Resting Heart Rate as a Digital Biomarker for Hypomania
JMIR Medical Informatics, 2025
Resting heart rate emerged as the top single predictor of hypomania with AUROC = 0.852, outperforming activity and sleep metrics alone.
Circadian Disruption as a Prodromal Marker for Mood Episodes
PMC, 2025
Circadian rhythm disruption precedes mood episode onset by 3–7 days, suggesting utility as an early warning signal in digital monitoring.
Diagnostic and Statistical Manual of Mental Disorders, 5th Edition (DSM-5)

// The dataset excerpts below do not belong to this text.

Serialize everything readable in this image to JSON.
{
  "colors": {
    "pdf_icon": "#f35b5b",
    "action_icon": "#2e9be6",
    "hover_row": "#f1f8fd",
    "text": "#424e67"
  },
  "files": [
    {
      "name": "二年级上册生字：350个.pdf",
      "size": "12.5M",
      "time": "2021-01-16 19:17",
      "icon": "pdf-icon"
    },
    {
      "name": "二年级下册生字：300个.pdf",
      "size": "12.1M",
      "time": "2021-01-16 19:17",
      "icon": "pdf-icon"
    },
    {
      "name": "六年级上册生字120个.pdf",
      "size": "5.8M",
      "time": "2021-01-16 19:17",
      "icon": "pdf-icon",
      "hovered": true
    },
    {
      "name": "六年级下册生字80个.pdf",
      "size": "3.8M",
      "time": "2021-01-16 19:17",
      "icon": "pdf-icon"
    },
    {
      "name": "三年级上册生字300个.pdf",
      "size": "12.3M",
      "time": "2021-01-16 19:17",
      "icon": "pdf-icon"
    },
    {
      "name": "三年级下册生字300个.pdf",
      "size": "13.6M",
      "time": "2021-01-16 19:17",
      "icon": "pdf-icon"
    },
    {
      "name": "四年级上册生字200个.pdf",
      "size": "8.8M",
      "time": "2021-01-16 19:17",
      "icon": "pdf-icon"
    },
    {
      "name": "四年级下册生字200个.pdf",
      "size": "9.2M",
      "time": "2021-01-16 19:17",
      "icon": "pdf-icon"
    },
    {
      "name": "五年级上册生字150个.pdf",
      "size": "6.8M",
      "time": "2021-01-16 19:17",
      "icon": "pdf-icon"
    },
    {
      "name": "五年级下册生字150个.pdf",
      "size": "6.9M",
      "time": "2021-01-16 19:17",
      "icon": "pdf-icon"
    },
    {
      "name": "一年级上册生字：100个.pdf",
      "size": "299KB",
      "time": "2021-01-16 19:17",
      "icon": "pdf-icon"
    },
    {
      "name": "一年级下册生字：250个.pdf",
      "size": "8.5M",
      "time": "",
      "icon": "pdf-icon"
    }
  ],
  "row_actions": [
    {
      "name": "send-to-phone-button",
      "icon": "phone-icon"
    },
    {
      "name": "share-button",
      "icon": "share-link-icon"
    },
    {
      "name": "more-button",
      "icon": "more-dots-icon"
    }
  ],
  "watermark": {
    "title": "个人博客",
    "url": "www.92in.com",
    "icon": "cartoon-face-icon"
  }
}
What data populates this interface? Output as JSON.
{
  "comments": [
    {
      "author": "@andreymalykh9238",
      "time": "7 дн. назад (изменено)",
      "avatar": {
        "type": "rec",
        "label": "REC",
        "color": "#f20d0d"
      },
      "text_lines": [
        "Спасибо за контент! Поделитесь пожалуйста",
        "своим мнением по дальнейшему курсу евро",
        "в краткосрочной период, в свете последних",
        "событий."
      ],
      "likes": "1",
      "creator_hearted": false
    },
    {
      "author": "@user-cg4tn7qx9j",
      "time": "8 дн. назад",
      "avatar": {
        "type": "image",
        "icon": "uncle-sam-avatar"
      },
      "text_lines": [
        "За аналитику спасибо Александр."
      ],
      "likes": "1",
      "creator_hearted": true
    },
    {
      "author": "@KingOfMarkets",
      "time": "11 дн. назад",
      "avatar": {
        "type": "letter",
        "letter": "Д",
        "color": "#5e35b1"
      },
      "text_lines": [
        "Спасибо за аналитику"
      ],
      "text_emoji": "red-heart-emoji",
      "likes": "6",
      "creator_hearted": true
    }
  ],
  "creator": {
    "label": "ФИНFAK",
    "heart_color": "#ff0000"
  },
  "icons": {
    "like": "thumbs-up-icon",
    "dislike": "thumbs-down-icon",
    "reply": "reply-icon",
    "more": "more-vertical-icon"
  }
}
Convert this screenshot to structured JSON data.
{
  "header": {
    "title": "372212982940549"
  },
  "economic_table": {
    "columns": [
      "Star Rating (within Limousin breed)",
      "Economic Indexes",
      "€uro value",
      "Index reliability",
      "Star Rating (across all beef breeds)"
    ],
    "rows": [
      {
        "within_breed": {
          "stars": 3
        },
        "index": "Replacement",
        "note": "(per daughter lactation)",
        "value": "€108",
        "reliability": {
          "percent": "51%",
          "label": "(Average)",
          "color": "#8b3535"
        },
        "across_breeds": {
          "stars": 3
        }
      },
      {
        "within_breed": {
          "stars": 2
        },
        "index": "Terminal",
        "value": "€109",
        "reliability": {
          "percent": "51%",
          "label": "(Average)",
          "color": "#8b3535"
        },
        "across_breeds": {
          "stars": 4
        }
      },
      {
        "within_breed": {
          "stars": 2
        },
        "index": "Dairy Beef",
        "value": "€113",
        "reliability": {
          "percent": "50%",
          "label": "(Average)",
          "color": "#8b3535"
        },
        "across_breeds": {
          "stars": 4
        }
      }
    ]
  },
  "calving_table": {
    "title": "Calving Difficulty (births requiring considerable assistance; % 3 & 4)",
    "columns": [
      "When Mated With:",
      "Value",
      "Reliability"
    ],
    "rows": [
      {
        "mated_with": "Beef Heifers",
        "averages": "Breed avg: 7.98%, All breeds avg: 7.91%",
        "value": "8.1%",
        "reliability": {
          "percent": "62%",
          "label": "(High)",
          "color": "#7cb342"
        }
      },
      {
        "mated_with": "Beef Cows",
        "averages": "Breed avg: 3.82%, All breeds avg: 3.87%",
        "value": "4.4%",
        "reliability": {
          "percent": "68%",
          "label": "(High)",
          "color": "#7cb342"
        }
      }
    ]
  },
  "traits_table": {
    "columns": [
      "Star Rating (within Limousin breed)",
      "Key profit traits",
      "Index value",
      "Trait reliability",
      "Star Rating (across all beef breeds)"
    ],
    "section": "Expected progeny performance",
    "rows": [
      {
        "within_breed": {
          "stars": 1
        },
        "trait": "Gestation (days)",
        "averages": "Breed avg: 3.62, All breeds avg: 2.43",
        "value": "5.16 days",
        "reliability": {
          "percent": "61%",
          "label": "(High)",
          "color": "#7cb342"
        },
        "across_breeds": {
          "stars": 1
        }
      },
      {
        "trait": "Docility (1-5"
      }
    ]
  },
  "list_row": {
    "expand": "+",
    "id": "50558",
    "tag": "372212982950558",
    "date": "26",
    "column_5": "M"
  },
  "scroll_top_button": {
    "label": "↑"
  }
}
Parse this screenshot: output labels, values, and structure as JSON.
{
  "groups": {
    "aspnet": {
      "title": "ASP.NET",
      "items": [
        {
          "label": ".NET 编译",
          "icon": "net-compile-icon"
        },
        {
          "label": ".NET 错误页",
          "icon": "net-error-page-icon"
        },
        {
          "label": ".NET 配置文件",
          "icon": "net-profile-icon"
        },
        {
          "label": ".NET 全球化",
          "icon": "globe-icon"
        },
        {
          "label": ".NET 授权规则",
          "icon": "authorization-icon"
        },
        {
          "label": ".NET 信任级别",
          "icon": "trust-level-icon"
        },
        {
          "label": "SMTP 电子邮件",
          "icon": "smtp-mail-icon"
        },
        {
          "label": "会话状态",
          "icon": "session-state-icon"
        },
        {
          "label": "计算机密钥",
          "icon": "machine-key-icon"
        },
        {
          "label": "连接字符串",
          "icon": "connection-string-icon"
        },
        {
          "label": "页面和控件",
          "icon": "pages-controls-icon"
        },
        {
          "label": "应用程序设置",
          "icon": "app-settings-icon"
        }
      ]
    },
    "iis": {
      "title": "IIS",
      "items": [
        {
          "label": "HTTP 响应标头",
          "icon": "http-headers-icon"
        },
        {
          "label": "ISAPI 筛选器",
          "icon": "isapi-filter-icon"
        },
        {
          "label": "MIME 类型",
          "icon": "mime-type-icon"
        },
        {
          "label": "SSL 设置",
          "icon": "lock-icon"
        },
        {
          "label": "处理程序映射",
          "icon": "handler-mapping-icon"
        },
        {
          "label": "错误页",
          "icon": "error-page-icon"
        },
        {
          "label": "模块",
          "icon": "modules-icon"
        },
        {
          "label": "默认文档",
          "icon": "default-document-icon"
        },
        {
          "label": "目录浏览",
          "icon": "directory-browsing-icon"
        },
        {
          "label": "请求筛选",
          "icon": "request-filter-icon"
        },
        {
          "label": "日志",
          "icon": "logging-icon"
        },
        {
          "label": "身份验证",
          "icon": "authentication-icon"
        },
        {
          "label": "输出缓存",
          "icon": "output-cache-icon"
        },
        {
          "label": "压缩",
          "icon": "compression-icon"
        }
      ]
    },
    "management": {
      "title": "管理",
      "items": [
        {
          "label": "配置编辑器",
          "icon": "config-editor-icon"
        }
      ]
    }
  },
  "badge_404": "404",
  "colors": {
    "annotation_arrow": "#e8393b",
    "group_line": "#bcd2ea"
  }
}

American Psychiatric Association
Defines diagnostic criteria for cyclothymia (2+ years of sub-threshold episodes without 2-month symptom-free periods), bipolar II (4+ day hypomania, 2+ week depression), and rapid cycling (4+ episodes per year).
Heart Rate Variability and Autonomic Dysregulation in Bipolar Disorder
Psychophysiology literature review
Reduced HRV correlates with mood episode severity across both poles. Combined with resting heart rate, HRV direction helps differentiate depressive from hypomanic autonomic profiles.
Moodery is a personal tracking tool, not a diagnostic instrument. Detected patterns are statistical estimates based on your data and should not replace professional clinical assessment. Always consult a qualified healthcare professional for diagnostic and treatment decisions.